McAfee has bought Finnish network security outfit Stonesoft for $389 million in cash. It’s the biggest purchase the U.S. giant has made since it was itself bought by Intel for $7.68 billion back in 2010.
Although it’s always been very important, network security seems to be attracting an increasing amount of attention these days, largely due to high-profile hacks. The Stonesoft acquisition, should it go through the usual regulatory hoops, will give Intel a boost in the areas of firewalls, evasion prevention systems and secure VPN services.
Here’s how McAfee president Michael DeCesare put it in a statement on Monday morning:
“With the pending addition of Stonesoft’s products and services, McAfee is making a significant investment in next-generation firewall technology. These solutions anticipate emerging customer needs in a continually evolving threat landscape.”
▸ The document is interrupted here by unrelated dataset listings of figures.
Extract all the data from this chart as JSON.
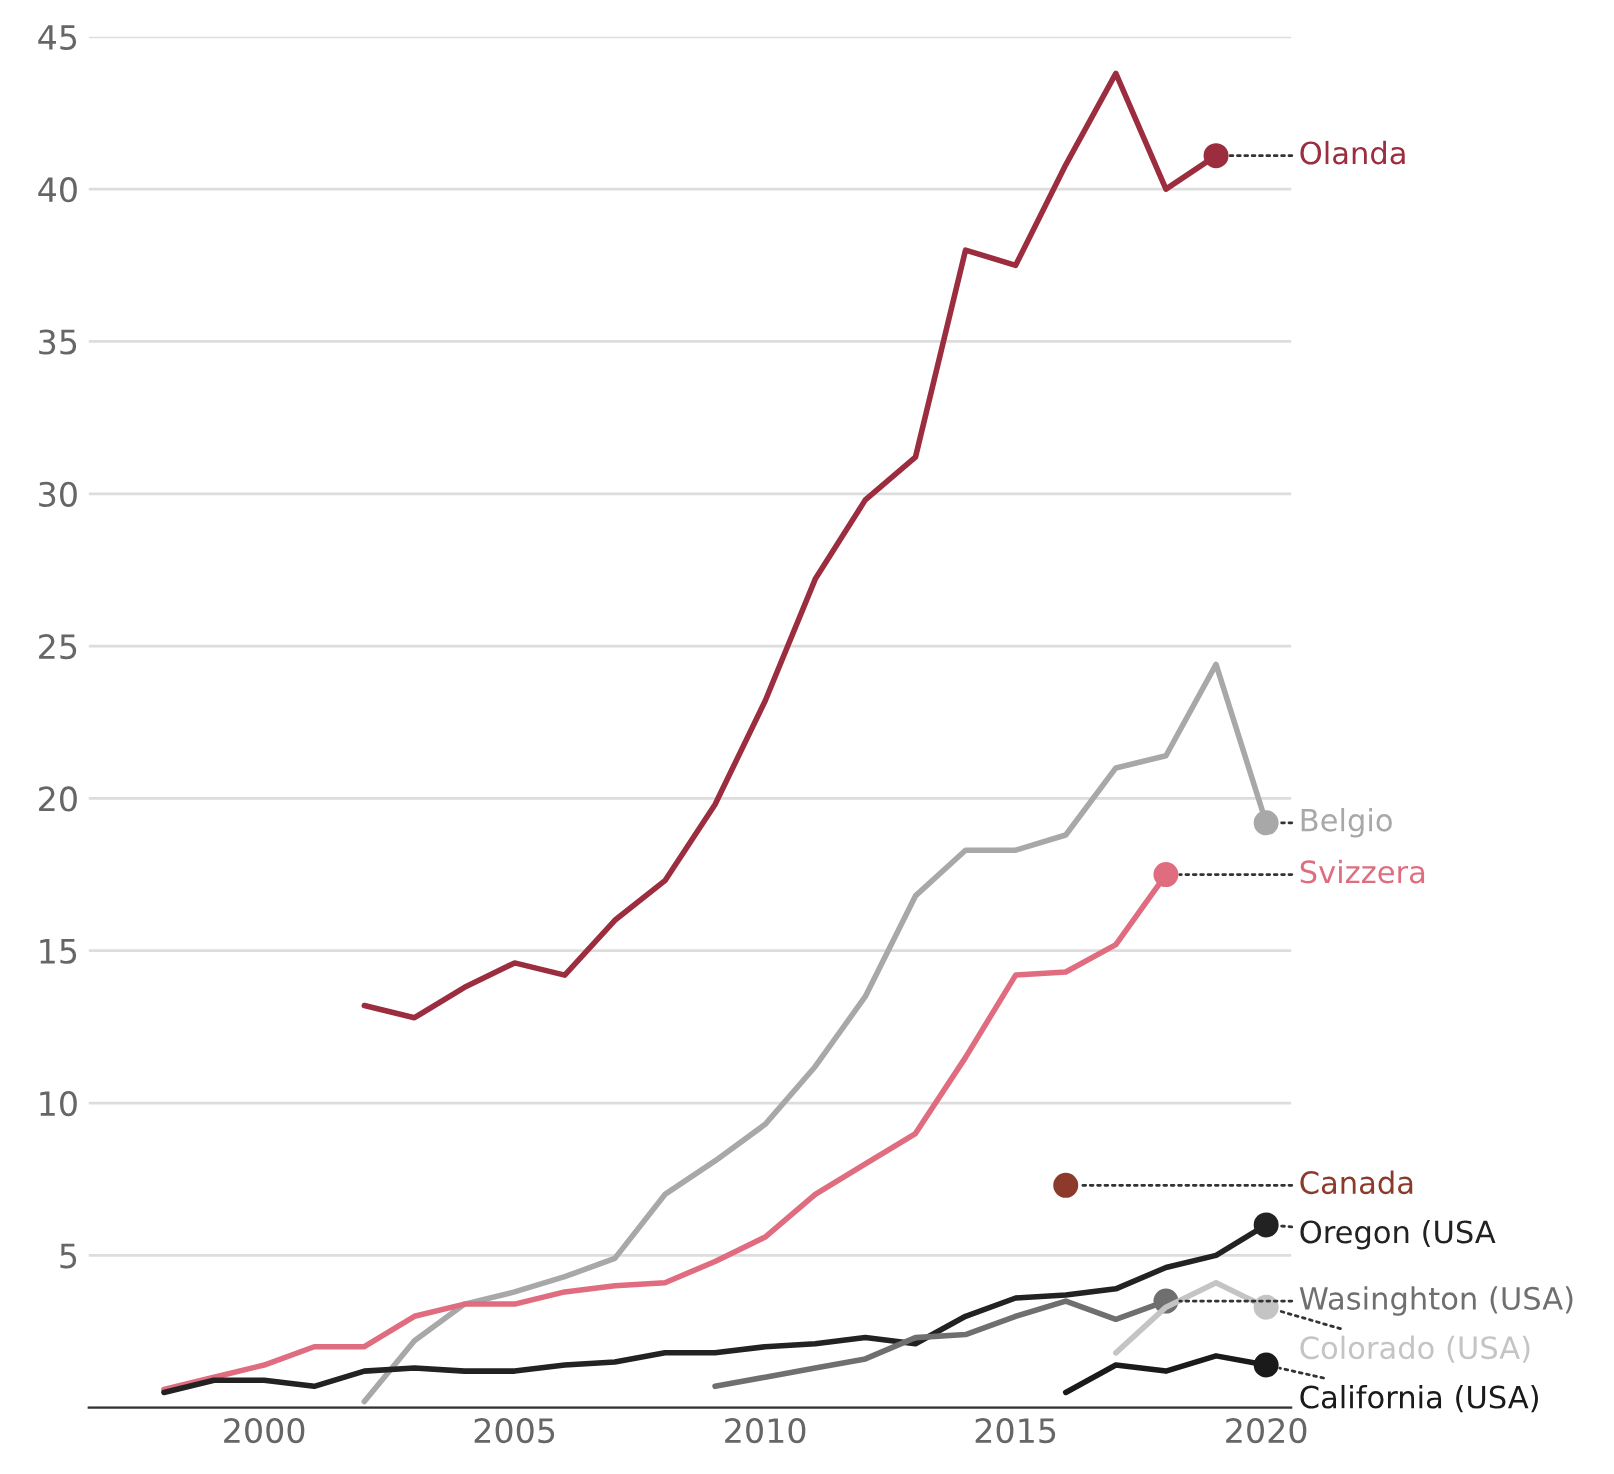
{
  "chart_data": {
    "type": "line",
    "xlim": [
      1996.5,
      2020.5
    ],
    "xticks": [
      2000,
      2005,
      2010,
      2015,
      2020
    ],
    "ylim": [
      0,
      45
    ],
    "yticks": [
      {
        "value": 0,
        "label": null
      },
      5,
      10,
      15,
      20,
      25,
      30,
      35,
      40,
      45
    ],
    "grid": "y",
    "legend": false,
    "line_style": "solid",
    "series": [
      {
        "name": "Olanda",
        "color": "#9b2d3f",
        "x": [
          2002,
          2003,
          2004,
          2005,
          2006,
          2007,
          2008,
          2009,
          2010,
          2011,
          2012,
          2013,
          2014,
          2015,
          2016,
          2017,
          2018,
          2019
        ],
        "values": [
          13.2,
          12.8,
          13.8,
          14.6,
          14.2,
          16.0,
          17.3,
          19.8,
          23.2,
          27.2,
          29.8,
          31.2,
          38.0,
          37.5,
          40.8,
          43.8,
          40.0,
          41.1
        ]
      },
      {
        "name": "Belgio",
        "color": "#a8a8a8",
        "x": [
          2002,
          2003,
          2004,
          2005,
          2006,
          2007,
          2008,
          2009,
          2010,
          2011,
          2012,
          2013,
          2014,
          2015,
          2016,
          2017,
          2018,
          2019,
          2020
        ],
        "values": [
          0.2,
          2.2,
          3.4,
          3.8,
          4.3,
          4.9,
          7.0,
          8.1,
          9.3,
          11.2,
          13.5,
          16.8,
          18.3,
          18.3,
          18.8,
          21.0,
          21.4,
          24.4,
          19.2
        ]
      },
      {
        "name": "Svizzera",
        "color": "#e06c7f",
        "x": [
          1998,
          1999,
          2000,
          2001,
          2002,
          2003,
          2004,
          2005,
          2006,
          2007,
          2008,
          2009,
          2010,
          2011,
          2012,
          2013,
          2014,
          2015,
          2016,
          2017,
          2018
        ],
        "values": [
          0.6,
          1.0,
          1.4,
          2.0,
          2.0,
          3.0,
          3.4,
          3.4,
          3.8,
          4.0,
          4.1,
          4.8,
          5.6,
          7.0,
          8.0,
          9.0,
          11.5,
          14.2,
          14.3,
          15.2,
          17.5
        ]
      },
      {
        "name": "Canada",
        "color": "#8b3a2b",
        "marker": "circle",
        "x": [
          2016
        ],
        "values": [
          7.3
        ]
      },
      {
        "name": "Oregon (USA",
        "color": "#222222",
        "x": [
          1998,
          1999,
          2000,
          2001,
          2002,
          2003,
          2004,
          2005,
          2006,
          2007,
          2008,
          2009,
          2010,
          2011,
          2012,
          2013,
          2014,
          2015,
          2016,
          2017,
          2018,
          2019,
          2020
        ],
        "values": [
          0.5,
          0.9,
          0.9,
          0.7,
          1.2,
          1.3,
          1.2,
          1.2,
          1.4,
          1.5,
          1.8,
          1.8,
          2.0,
          2.1,
          2.3,
          2.1,
          3.0,
          3.6,
          3.7,
          3.9,
          4.6,
          5.0,
          6.0
        ]
      },
      {
        "name": "Wasinghton (USA)",
        "color": "#6f6f6f",
        "x": [
          2009,
          2010,
          2011,
          2012,
          2013,
          2014,
          2015,
          2016,
          2017,
          2018
        ],
        "values": [
          0.7,
          1.0,
          1.3,
          1.6,
          2.3,
          2.4,
          3.0,
          3.5,
          2.9,
          3.5
        ]
      },
      {
        "name": "Colorado (USA)",
        "color": "#c4c4c4",
        "x": [
          2017,
          2018,
          2019,
          2020
        ],
        "values": [
          1.8,
          3.3,
          4.1,
          3.3
        ]
      },
      {
        "name": "California (USA)",
        "color": "#1a1a1a",
        "x": [
          2016,
          2017,
          2018,
          2019,
          2020
        ],
        "values": [
          0.5,
          1.4,
          1.2,
          1.7,
          1.4
        ]
      }
    ]
  }
}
McAfee will blend Stonesoft’s services with its own existing portfolio, in particular its IPS Network Security Platform and its Firewall Enterprise product, and it looks like Stonesoft’s “next-generation” firewall will continue to be a product in its own right. In the statement, Stonesoft CEO Ilkka Hiidenheimo noted that “the combination of the two companies allows Stonesoft to benefit from McAfee’s global presence and sales organization of over 2,200 employees, best-in-class threat research and technology synergies.”
Intel said in January that it intended to “deliver more integrated solutions and comprehensive protection across mobile devices, endpoints, servers, and network through an extensible framework,” and would embark on a series of acquisitions, development initiatives and new partnerships to do so. The Stonesoft buy appears to be a pretty loud shot in that salvo.
Stonesoft’s secret sauce is its Security Engine, which can adapt to act as firewall, unified threat management system, server load balancer or VPN concentrator as needed. The company’s military-grade firewalls can be deployed as software or in the form of hardware or virtualized appliances. It’s not yet clear what will happen to the parts of Stonesoft’s portfolio not mentioned in the statement, such as its intrusion prevention system, which is also powered by the Security Engine.